Dans ces contextes, l'Organisation des nations unies (ONU) a un rôle stratégique à jouer. L'ONU peut appuyer une nouvelle approche au développement qui concilie équité et efficacité. Ce que je propose: inclure dans le cadre après-2015 un nouvel OMD conçu comme une sentinelle de «croissance inclusive». Je l'appellerais «OMDi». Cet objectif viserait les progrès en matière de réduction des disparités entre les plus riches et les plus démunis, ainsi que les disparités entre régions en pointe et régions à la dérive.

 

Définir et mettre en Ĺ“uvre cet OMD sera exigeant tant pour des raisons techniques que politiques.

 

Sur un plan politique, un tel OMD signifierait accorder plus de visibilité aux inégalités. Tous les gouvernements n'y seront pas favorables.
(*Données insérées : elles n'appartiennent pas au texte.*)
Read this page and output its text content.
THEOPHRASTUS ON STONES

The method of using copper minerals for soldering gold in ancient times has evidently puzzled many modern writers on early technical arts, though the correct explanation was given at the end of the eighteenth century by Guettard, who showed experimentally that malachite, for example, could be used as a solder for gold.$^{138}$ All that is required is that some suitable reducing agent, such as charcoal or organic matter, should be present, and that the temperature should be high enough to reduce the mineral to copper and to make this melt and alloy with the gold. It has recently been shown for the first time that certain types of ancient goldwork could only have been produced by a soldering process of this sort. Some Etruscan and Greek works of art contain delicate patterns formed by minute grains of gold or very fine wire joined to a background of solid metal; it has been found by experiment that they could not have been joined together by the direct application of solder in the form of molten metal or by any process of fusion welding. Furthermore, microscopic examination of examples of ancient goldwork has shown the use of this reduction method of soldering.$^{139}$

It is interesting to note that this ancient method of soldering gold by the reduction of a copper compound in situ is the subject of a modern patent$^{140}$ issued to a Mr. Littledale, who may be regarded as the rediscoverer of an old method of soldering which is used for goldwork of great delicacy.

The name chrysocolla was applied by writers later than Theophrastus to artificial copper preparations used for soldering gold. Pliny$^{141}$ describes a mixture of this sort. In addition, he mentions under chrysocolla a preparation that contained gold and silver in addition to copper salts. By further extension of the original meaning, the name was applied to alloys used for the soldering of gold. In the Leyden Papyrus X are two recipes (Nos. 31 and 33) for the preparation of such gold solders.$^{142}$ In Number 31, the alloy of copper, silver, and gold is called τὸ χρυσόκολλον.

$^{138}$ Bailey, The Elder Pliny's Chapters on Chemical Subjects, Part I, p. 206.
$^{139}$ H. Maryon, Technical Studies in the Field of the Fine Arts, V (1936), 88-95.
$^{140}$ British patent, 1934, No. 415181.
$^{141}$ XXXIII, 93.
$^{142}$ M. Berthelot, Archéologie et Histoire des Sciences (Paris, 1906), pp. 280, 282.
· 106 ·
Imaginez les difficultés que pose pour la Chine une discussion sur les disparités entre zones rurales et urbaines, ou pour les États-Unis un débat sur le «modèle» américain, au moment où celui-ci voit s'accroître les inégalités internes.

 

Sur un plan technique, certains pourront arguer que l'évaluation de ces inégalités n'est pas chose aisée et pourrait aboutir à des concepts erronés.

 

Le but n'est pas cependant d'aboutir à des estimations exactes. Il s'agit d'attirer l'attention sur Tida, cette petite fille de 7 ans qui vit dans un pays «en développement rapide» mais qui n'a toujours pas d'avenir. Les OMD du futur ne peuvent tout simplement la laisser au bord du chemin.

 

*Les opinions exprimées dans cet article ne représentent que celles de l'auteur et pas nécessairement celles des Nations unies.